Looking away from my arm didn’t help. I counted to a zillion, meditatively breathed, examined the ceiling, and altogether trembled for the five minutes between IV insertion and machine whir-up.

The actual scan was a breeze. Eyes closed, rolling slowly back and forth, with a warmish, recently peed-part-of-the-pool feeling from the iodine, the two-minute process was like a dementendly soothing ride at an alternate-reality Disneyland.

Two days and a small skin tear from an over-zealous IV bandage later, my doctor’s assistant called to tell me “everything’s normal” and nothing more, except to ask if I had made an appointment with a GI specialist recommended to me earlier.  (I did, for Monday).

Yesterday, the printed test results came in the mail. For a husky homo who hadn’t seen a doctor in years, I seem to be freakishly healthy. Pick an internal organ, they’re all in perfect working order.

Except for the “most likely benign one-centimeter hypodense lesion on left lobe of liver” and “calcifications found in right adrenal gland.”

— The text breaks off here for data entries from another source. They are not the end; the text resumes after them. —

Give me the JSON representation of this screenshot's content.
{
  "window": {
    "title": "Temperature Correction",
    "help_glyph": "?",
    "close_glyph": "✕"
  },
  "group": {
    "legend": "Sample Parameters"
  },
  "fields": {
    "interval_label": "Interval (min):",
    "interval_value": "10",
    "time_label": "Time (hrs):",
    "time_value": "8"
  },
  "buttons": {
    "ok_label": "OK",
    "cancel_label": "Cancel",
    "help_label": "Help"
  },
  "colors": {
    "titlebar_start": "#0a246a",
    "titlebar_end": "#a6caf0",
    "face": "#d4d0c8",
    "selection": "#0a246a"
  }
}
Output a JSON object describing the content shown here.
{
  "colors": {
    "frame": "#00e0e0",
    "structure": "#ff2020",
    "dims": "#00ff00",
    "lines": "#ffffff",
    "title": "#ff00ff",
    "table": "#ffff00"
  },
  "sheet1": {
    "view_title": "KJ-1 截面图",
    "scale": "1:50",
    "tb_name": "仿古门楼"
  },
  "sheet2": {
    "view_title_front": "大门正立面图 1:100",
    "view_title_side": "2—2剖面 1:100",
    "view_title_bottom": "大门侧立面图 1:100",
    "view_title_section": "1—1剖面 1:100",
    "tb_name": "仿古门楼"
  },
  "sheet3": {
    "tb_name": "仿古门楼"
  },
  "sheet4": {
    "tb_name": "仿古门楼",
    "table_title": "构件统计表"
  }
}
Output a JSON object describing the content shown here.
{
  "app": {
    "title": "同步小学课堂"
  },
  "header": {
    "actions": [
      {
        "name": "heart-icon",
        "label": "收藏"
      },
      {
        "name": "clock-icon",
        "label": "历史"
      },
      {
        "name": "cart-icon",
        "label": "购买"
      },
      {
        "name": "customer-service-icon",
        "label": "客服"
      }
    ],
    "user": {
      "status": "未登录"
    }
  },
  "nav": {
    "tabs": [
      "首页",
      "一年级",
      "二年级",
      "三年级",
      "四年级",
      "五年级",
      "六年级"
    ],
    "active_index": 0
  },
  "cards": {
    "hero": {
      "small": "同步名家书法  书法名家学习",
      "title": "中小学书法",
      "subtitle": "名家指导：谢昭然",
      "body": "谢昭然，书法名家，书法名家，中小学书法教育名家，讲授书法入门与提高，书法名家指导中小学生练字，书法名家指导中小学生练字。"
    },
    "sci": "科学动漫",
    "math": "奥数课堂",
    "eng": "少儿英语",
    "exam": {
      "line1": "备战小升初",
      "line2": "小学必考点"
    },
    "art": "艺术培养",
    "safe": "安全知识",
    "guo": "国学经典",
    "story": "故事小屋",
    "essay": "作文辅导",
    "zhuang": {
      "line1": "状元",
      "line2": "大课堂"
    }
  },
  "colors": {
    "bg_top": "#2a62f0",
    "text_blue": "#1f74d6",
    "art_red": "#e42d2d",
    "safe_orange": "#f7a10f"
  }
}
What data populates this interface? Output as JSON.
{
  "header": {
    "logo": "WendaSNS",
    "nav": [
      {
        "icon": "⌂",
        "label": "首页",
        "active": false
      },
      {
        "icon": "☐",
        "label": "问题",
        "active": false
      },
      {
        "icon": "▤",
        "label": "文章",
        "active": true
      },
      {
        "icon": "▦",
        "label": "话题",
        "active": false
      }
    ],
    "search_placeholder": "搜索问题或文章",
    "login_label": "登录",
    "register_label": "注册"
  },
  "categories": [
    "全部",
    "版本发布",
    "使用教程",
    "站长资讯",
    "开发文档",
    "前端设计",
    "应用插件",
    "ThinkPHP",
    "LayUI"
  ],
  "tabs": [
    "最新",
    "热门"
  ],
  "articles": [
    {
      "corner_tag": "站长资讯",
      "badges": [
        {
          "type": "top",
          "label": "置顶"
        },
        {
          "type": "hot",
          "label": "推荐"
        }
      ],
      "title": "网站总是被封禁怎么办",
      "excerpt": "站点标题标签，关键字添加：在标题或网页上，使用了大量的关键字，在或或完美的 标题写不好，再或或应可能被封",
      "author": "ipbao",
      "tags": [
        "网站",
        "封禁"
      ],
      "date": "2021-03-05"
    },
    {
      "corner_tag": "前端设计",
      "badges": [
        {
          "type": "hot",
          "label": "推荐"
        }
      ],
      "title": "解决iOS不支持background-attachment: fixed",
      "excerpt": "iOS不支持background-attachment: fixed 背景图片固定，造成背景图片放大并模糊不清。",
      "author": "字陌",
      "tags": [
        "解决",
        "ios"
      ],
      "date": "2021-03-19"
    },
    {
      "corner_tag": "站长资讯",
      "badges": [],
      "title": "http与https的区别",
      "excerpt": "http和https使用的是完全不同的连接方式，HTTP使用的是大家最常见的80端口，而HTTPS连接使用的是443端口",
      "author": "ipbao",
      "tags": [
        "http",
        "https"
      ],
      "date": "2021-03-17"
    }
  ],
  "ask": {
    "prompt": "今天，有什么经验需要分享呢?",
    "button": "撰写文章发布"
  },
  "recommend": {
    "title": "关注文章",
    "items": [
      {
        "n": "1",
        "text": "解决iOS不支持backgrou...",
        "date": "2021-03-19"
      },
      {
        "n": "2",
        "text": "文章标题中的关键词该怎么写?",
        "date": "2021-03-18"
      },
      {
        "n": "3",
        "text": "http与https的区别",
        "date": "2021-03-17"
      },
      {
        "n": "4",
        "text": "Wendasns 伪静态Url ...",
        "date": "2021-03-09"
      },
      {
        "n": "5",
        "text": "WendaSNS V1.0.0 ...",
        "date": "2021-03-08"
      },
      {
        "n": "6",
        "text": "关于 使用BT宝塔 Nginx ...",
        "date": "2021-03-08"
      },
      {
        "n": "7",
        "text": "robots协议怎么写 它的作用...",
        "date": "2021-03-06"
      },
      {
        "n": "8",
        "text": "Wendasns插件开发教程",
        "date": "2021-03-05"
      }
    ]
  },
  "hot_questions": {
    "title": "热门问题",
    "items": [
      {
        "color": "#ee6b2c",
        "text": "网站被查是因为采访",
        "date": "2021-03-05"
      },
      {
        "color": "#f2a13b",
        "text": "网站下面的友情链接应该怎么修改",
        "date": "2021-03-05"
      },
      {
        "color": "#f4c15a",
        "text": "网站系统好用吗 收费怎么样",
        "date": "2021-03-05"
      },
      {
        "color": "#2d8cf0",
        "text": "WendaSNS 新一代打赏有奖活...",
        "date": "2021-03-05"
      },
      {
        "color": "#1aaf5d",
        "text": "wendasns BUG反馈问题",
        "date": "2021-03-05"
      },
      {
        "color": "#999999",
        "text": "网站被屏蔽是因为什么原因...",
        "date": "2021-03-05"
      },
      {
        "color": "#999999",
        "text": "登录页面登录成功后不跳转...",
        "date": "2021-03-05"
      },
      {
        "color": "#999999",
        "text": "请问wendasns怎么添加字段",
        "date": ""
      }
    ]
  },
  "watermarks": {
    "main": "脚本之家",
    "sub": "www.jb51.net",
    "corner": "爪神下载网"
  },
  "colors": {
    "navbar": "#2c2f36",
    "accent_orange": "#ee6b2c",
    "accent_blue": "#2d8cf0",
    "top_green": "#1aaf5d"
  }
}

Where is Julia Sugarbaker when you need her?

And I wasn’t referred to an oncologist or back to Radiology for an MRI with contrast for what reason? And my doctor’s assistant did not disclose this information to me for what reason? And my Northwestern Internists doctor did not even get on the phone with me after a finding like this for what reason?

I should say, my fired doctor. But I’m sure I’ll have a lot to discuss with that specialist on Monday, and likely with my insurance company, too.

Just as soon as I finish talking with God.